Let’s say that instead of weighing the 1000 men we find out their incomes. Now, even though the mean income might be $75,000 for 999 men, what if the final entry made 75 million a year? Now we have one event that’s 1000x the mean and also doubles the mean value.
This one sample (event) can change the entire distribution, and in some ways makes it meaningless to depend on. After all, if I am trying to get some idea of what to expect from sampling, and one event can ruin the whole thing, what good is it?
Joan Baez once said “hypothetical questions get hypothetical answers.” When building a trading system, we need to be aware of the limitations of the back test and not buy entirely into the hypothetical suggestions. We not only need to be aware of potential extreme randomness, but we also need ways of protecting ourselves when it happens.
In a recent article about building trading systems Nick said, “Traits that make a good system developer are often the opposite of those that make a good trader. A developer always wants to improve their methods and make them as efficient as possible in regard to risk and reward. A trader understands that there is no efficiency in making money and takes profits when the market gives it to them, while continually managing their risks.”
Most system developers constantly evolve their systems to produce better and better backtests (with hindsight, of course). Our strategies, however, were not developed prior to trading, but only after several successful years of trading and analyzing what consistently works in real-world trading.
In other words, we built our systems around our “real world” trading that was successful as opposed to creating something in the computer that “should work in the real world.”
Nick goes on to say, “Unfortunately, there is no perfect system that works in all market environments. The key in trading is to use the right system in the right market environment, but this is an art based on years of experience and insight. There are, however, some robust methods that can be used to implement commodity trading systems or strategies into the real world and make the crossover from hypothetical to reality as least painstaking and unexpected as possible.”
“We focus on two main priorities in implementing commodity trading systems into the real world. The first is on breaking down the robustness of the performance and the second is on managing risk and exposure, including keeping the maximum drawdown within reason.”
To break down the robustness of a system, we do two types of tests.
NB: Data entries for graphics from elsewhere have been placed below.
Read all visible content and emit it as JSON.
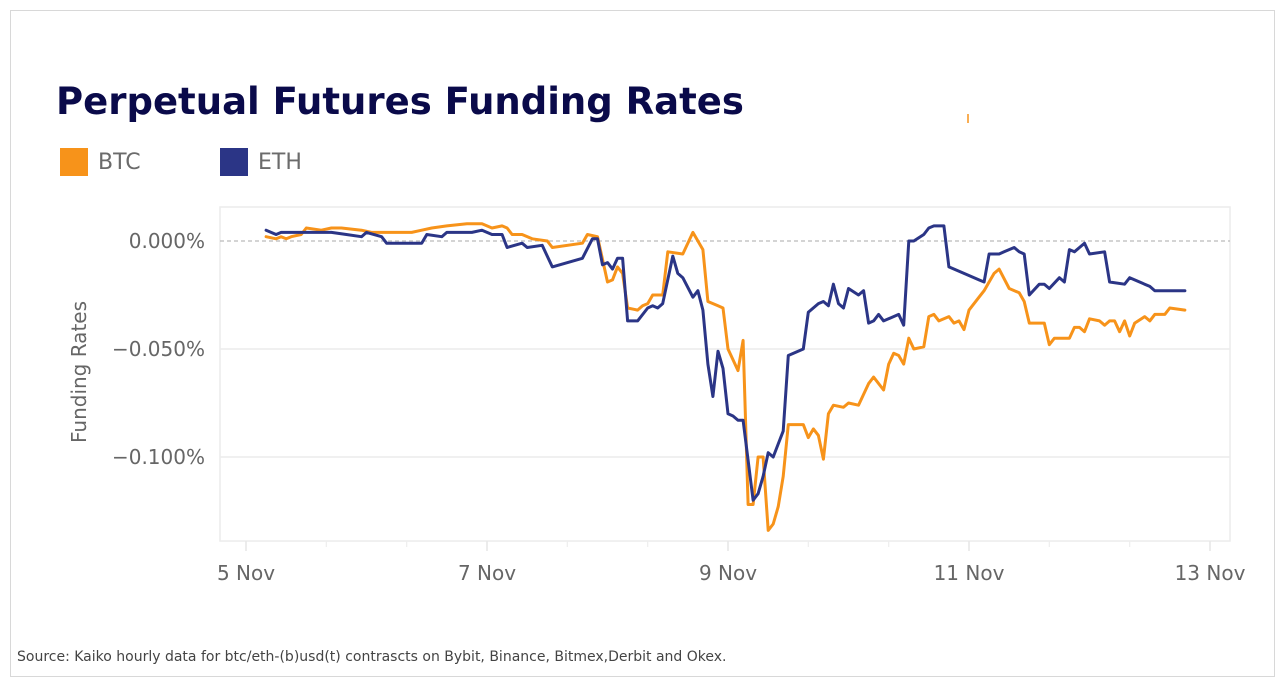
{
  "chart_data": {
    "type": "line",
    "title": "Perpetual Futures Funding Rates",
    "ylabel": "Funding Rates",
    "xlabel": "",
    "x_ticks": [
      "5 Nov",
      "7 Nov",
      "9 Nov",
      "11 Nov",
      "13 Nov"
    ],
    "y_ticks": [
      {
        "value": 0.0,
        "label": "0.000%"
      },
      {
        "value": -0.05,
        "label": "−0.050%"
      },
      {
        "value": -0.1,
        "label": "−0.100%"
      }
    ],
    "y_unit": "%",
    "grid": true,
    "zero_line": "dashed",
    "legend_placement": "top-left",
    "series": [
      {
        "name": "BTC",
        "color": "#f7931a",
        "points": [
          [
            "5 Nov 04:00",
            0.002
          ],
          [
            "5 Nov 06:00",
            0.001
          ],
          [
            "5 Nov 07:00",
            0.002
          ],
          [
            "5 Nov 08:00",
            0.001
          ],
          [
            "5 Nov 09:00",
            0.002
          ],
          [
            "5 Nov 11:00",
            0.003
          ],
          [
            "5 Nov 12:00",
            0.006
          ],
          [
            "5 Nov 15:00",
            0.005
          ],
          [
            "5 Nov 17:00",
            0.006
          ],
          [
            "5 Nov 19:00",
            0.006
          ],
          [
            "5 Nov 23:00",
            0.005
          ],
          [
            "6 Nov 01:00",
            0.004
          ],
          [
            "6 Nov 07:00",
            0.004
          ],
          [
            "6 Nov 09:00",
            0.004
          ],
          [
            "6 Nov 11:00",
            0.005
          ],
          [
            "6 Nov 13:00",
            0.006
          ],
          [
            "6 Nov 16:00",
            0.007
          ],
          [
            "6 Nov 20:00",
            0.008
          ],
          [
            "6 Nov 23:00",
            0.008
          ],
          [
            "7 Nov 01:00",
            0.006
          ],
          [
            "7 Nov 03:00",
            0.007
          ],
          [
            "7 Nov 04:00",
            0.006
          ],
          [
            "7 Nov 05:00",
            0.003
          ],
          [
            "7 Nov 07:00",
            0.003
          ],
          [
            "7 Nov 09:00",
            0.001
          ],
          [
            "7 Nov 12:00",
            0.0
          ],
          [
            "7 Nov 13:00",
            -0.003
          ],
          [
            "7 Nov 19:00",
            -0.001
          ],
          [
            "7 Nov 20:00",
            0.003
          ],
          [
            "7 Nov 22:00",
            0.002
          ],
          [
            "8 Nov 00:00",
            -0.019
          ],
          [
            "8 Nov 01:00",
            -0.018
          ],
          [
            "8 Nov 02:00",
            -0.012
          ],
          [
            "8 Nov 03:00",
            -0.015
          ],
          [
            "8 Nov 04:00",
            -0.031
          ],
          [
            "8 Nov 06:00",
            -0.032
          ],
          [
            "8 Nov 07:00",
            -0.03
          ],
          [
            "8 Nov 08:00",
            -0.029
          ],
          [
            "8 Nov 09:00",
            -0.025
          ],
          [
            "8 Nov 11:00",
            -0.025
          ],
          [
            "8 Nov 12:00",
            -0.005
          ],
          [
            "8 Nov 15:00",
            -0.006
          ],
          [
            "8 Nov 17:00",
            0.004
          ],
          [
            "8 Nov 19:00",
            -0.004
          ],
          [
            "8 Nov 20:00",
            -0.028
          ],
          [
            "8 Nov 22:00",
            -0.03
          ],
          [
            "8 Nov 23:00",
            -0.031
          ],
          [
            "9 Nov 00:00",
            -0.05
          ],
          [
            "9 Nov 01:00",
            -0.055
          ],
          [
            "9 Nov 02:00",
            -0.06
          ],
          [
            "9 Nov 03:00",
            -0.046
          ],
          [
            "9 Nov 04:00",
            -0.122
          ],
          [
            "9 Nov 05:00",
            -0.122
          ],
          [
            "9 Nov 06:00",
            -0.1
          ],
          [
            "9 Nov 07:00",
            -0.1
          ],
          [
            "9 Nov 08:00",
            -0.134
          ],
          [
            "9 Nov 09:00",
            -0.131
          ],
          [
            "9 Nov 10:00",
            -0.123
          ],
          [
            "9 Nov 11:00",
            -0.109
          ],
          [
            "9 Nov 12:00",
            -0.085
          ],
          [
            "9 Nov 15:00",
            -0.085
          ],
          [
            "9 Nov 16:00",
            -0.091
          ],
          [
            "9 Nov 17:00",
            -0.087
          ],
          [
            "9 Nov 18:00",
            -0.09
          ],
          [
            "9 Nov 19:00",
            -0.101
          ],
          [
            "9 Nov 20:00",
            -0.08
          ],
          [
            "9 Nov 21:00",
            -0.076
          ],
          [
            "9 Nov 23:00",
            -0.077
          ],
          [
            "10 Nov 00:00",
            -0.075
          ],
          [
            "10 Nov 02:00",
            -0.076
          ],
          [
            "10 Nov 04:00",
            -0.066
          ],
          [
            "10 Nov 05:00",
            -0.063
          ],
          [
            "10 Nov 07:00",
            -0.069
          ],
          [
            "10 Nov 08:00",
            -0.057
          ],
          [
            "10 Nov 09:00",
            -0.052
          ],
          [
            "10 Nov 10:00",
            -0.053
          ],
          [
            "10 Nov 11:00",
            -0.057
          ],
          [
            "10 Nov 12:00",
            -0.045
          ],
          [
            "10 Nov 13:00",
            -0.05
          ],
          [
            "10 Nov 15:00",
            -0.049
          ],
          [
            "10 Nov 16:00",
            -0.035
          ],
          [
            "10 Nov 17:00",
            -0.034
          ],
          [
            "10 Nov 18:00",
            -0.037
          ],
          [
            "10 Nov 20:00",
            -0.035
          ],
          [
            "10 Nov 21:00",
            -0.038
          ],
          [
            "10 Nov 22:00",
            -0.037
          ],
          [
            "10 Nov 23:00",
            -0.041
          ],
          [
            "11 Nov 00:00",
            -0.032
          ],
          [
            "11 Nov 02:00",
            -0.026
          ],
          [
            "11 Nov 03:00",
            -0.023
          ],
          [
            "11 Nov 04:00",
            -0.019
          ],
          [
            "11 Nov 05:00",
            -0.015
          ],
          [
            "11 Nov 06:00",
            -0.013
          ],
          [
            "11 Nov 08:00",
            -0.022
          ],
          [
            "11 Nov 10:00",
            -0.024
          ],
          [
            "11 Nov 11:00",
            -0.028
          ],
          [
            "11 Nov 12:00",
            -0.038
          ],
          [
            "11 Nov 15:00",
            -0.038
          ],
          [
            "11 Nov 16:00",
            -0.048
          ],
          [
            "11 Nov 17:00",
            -0.045
          ],
          [
            "11 Nov 18:00",
            -0.045
          ],
          [
            "11 Nov 20:00",
            -0.045
          ],
          [
            "11 Nov 21:00",
            -0.04
          ],
          [
            "11 Nov 22:00",
            -0.04
          ],
          [
            "11 Nov 23:00",
            -0.042
          ],
          [
            "12 Nov 00:00",
            -0.036
          ],
          [
            "12 Nov 02:00",
            -0.037
          ],
          [
            "12 Nov 03:00",
            -0.039
          ],
          [
            "12 Nov 04:00",
            -0.037
          ],
          [
            "12 Nov 05:00",
            -0.037
          ],
          [
            "12 Nov 06:00",
            -0.042
          ],
          [
            "12 Nov 07:00",
            -0.037
          ],
          [
            "12 Nov 08:00",
            -0.044
          ],
          [
            "12 Nov 09:00",
            -0.038
          ],
          [
            "12 Nov 11:00",
            -0.035
          ],
          [
            "12 Nov 12:00",
            -0.037
          ],
          [
            "12 Nov 13:00",
            -0.034
          ],
          [
            "12 Nov 15:00",
            -0.034
          ],
          [
            "12 Nov 16:00",
            -0.031
          ],
          [
            "12 Nov 19:00",
            -0.032
          ]
        ]
      },
      {
        "name": "ETH",
        "color": "#2b3586",
        "points": [
          [
            "5 Nov 04:00",
            0.005
          ],
          [
            "5 Nov 06:00",
            0.003
          ],
          [
            "5 Nov 07:00",
            0.004
          ],
          [
            "5 Nov 11:00",
            0.004
          ],
          [
            "5 Nov 17:00",
            0.004
          ],
          [
            "5 Nov 20:00",
            0.003
          ],
          [
            "5 Nov 23:00",
            0.002
          ],
          [
            "6 Nov 00:00",
            0.004
          ],
          [
            "6 Nov 03:00",
            0.002
          ],
          [
            "6 Nov 04:00",
            -0.001
          ],
          [
            "6 Nov 08:00",
            -0.001
          ],
          [
            "6 Nov 11:00",
            -0.001
          ],
          [
            "6 Nov 12:00",
            0.003
          ],
          [
            "6 Nov 15:00",
            0.002
          ],
          [
            "6 Nov 16:00",
            0.004
          ],
          [
            "6 Nov 21:00",
            0.004
          ],
          [
            "6 Nov 23:00",
            0.005
          ],
          [
            "7 Nov 01:00",
            0.003
          ],
          [
            "7 Nov 03:00",
            0.003
          ],
          [
            "7 Nov 04:00",
            -0.003
          ],
          [
            "7 Nov 07:00",
            -0.001
          ],
          [
            "7 Nov 08:00",
            -0.003
          ],
          [
            "7 Nov 11:00",
            -0.002
          ],
          [
            "7 Nov 13:00",
            -0.012
          ],
          [
            "7 Nov 19:00",
            -0.008
          ],
          [
            "7 Nov 21:00",
            0.001
          ],
          [
            "7 Nov 22:00",
            0.001
          ],
          [
            "7 Nov 23:00",
            -0.011
          ],
          [
            "8 Nov 00:00",
            -0.01
          ],
          [
            "8 Nov 01:00",
            -0.013
          ],
          [
            "8 Nov 02:00",
            -0.008
          ],
          [
            "8 Nov 03:00",
            -0.008
          ],
          [
            "8 Nov 04:00",
            -0.037
          ],
          [
            "8 Nov 06:00",
            -0.037
          ],
          [
            "8 Nov 08:00",
            -0.031
          ],
          [
            "8 Nov 09:00",
            -0.03
          ],
          [
            "8 Nov 10:00",
            -0.031
          ],
          [
            "8 Nov 11:00",
            -0.029
          ],
          [
            "8 Nov 13:00",
            -0.007
          ],
          [
            "8 Nov 14:00",
            -0.015
          ],
          [
            "8 Nov 15:00",
            -0.017
          ],
          [
            "8 Nov 17:00",
            -0.026
          ],
          [
            "8 Nov 18:00",
            -0.023
          ],
          [
            "8 Nov 19:00",
            -0.032
          ],
          [
            "8 Nov 20:00",
            -0.057
          ],
          [
            "8 Nov 21:00",
            -0.072
          ],
          [
            "8 Nov 22:00",
            -0.051
          ],
          [
            "8 Nov 23:00",
            -0.059
          ],
          [
            "9 Nov 00:00",
            -0.08
          ],
          [
            "9 Nov 01:00",
            -0.081
          ],
          [
            "9 Nov 02:00",
            -0.083
          ],
          [
            "9 Nov 03:00",
            -0.083
          ],
          [
            "9 Nov 05:00",
            -0.12
          ],
          [
            "9 Nov 06:00",
            -0.117
          ],
          [
            "9 Nov 07:00",
            -0.109
          ],
          [
            "9 Nov 08:00",
            -0.098
          ],
          [
            "9 Nov 09:00",
            -0.1
          ],
          [
            "9 Nov 10:00",
            -0.094
          ],
          [
            "9 Nov 11:00",
            -0.088
          ],
          [
            "9 Nov 12:00",
            -0.053
          ],
          [
            "9 Nov 15:00",
            -0.05
          ],
          [
            "9 Nov 16:00",
            -0.033
          ],
          [
            "9 Nov 18:00",
            -0.029
          ],
          [
            "9 Nov 19:00",
            -0.028
          ],
          [
            "9 Nov 20:00",
            -0.03
          ],
          [
            "9 Nov 21:00",
            -0.02
          ],
          [
            "9 Nov 22:00",
            -0.029
          ],
          [
            "9 Nov 23:00",
            -0.031
          ],
          [
            "10 Nov 00:00",
            -0.022
          ],
          [
            "10 Nov 02:00",
            -0.025
          ],
          [
            "10 Nov 03:00",
            -0.023
          ],
          [
            "10 Nov 04:00",
            -0.038
          ],
          [
            "10 Nov 05:00",
            -0.037
          ],
          [
            "10 Nov 06:00",
            -0.034
          ],
          [
            "10 Nov 07:00",
            -0.037
          ],
          [
            "10 Nov 10:00",
            -0.034
          ],
          [
            "10 Nov 11:00",
            -0.039
          ],
          [
            "10 Nov 12:00",
            0.0
          ],
          [
            "10 Nov 13:00",
            0.0
          ],
          [
            "10 Nov 15:00",
            0.003
          ],
          [
            "10 Nov 16:00",
            0.006
          ],
          [
            "10 Nov 17:00",
            0.007
          ],
          [
            "10 Nov 19:00",
            0.007
          ],
          [
            "10 Nov 20:00",
            -0.012
          ],
          [
            "10 Nov 23:00",
            -0.015
          ],
          [
            "11 Nov 02:00",
            -0.018
          ],
          [
            "11 Nov 03:00",
            -0.019
          ],
          [
            "11 Nov 04:00",
            -0.006
          ],
          [
            "11 Nov 06:00",
            -0.006
          ],
          [
            "11 Nov 07:00",
            -0.005
          ],
          [
            "11 Nov 09:00",
            -0.003
          ],
          [
            "11 Nov 10:00",
            -0.005
          ],
          [
            "11 Nov 11:00",
            -0.006
          ],
          [
            "11 Nov 12:00",
            -0.025
          ],
          [
            "11 Nov 14:00",
            -0.02
          ],
          [
            "11 Nov 15:00",
            -0.02
          ],
          [
            "11 Nov 16:00",
            -0.022
          ],
          [
            "11 Nov 18:00",
            -0.017
          ],
          [
            "11 Nov 19:00",
            -0.019
          ],
          [
            "11 Nov 20:00",
            -0.004
          ],
          [
            "11 Nov 21:00",
            -0.005
          ],
          [
            "11 Nov 22:00",
            -0.003
          ],
          [
            "11 Nov 23:00",
            -0.001
          ],
          [
            "12 Nov 00:00",
            -0.006
          ],
          [
            "12 Nov 03:00",
            -0.005
          ],
          [
            "12 Nov 04:00",
            -0.019
          ],
          [
            "12 Nov 07:00",
            -0.02
          ],
          [
            "12 Nov 08:00",
            -0.017
          ],
          [
            "12 Nov 11:00",
            -0.02
          ],
          [
            "12 Nov 12:00",
            -0.021
          ],
          [
            "12 Nov 13:00",
            -0.023
          ],
          [
            "12 Nov 15:00",
            -0.023
          ],
          [
            "12 Nov 18:00",
            -0.023
          ],
          [
            "12 Nov 19:00",
            -0.023
          ]
        ]
      }
    ]
  },
  "source": "Source: Kaiko hourly  data for btc/eth-(b)usd(t) contrascts on Bybit, Binance, Bitmex,Derbit and Okex."
}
The first is to obtain a set of robust metrics on the commodity trading system. The second is to test across a large set of data followed by several subsets.
The metrics that we feel are the most reliable are:
- High positive Mathematical Expectation
- Large average trade
- Low standard deviation of daily returns
- High MAR Ratio
- Low leverage and exposure
- Low or positive tracking error
- High profit /cost ratio
(Note: for any test to be of any value, testing on markets only liquid enough to trade and realistic slippage and commission assumptions must be used.)
In the trading world we have a duel edged sword. On one hand we are unfortunately held hostage to the same extremistan surprises that could blow us up. On the other hand these are the events that can make us wealthy. In trading, it is the same extreme moves that make the effort worthwhile.
It is one of those businesses that one or two big events (trades) can make your whole year. Just like authors or rock stars where a handful of stars generate most of the revenues, a handful of trades do the same thing.
The trick is staying alive long enough to be there when they come.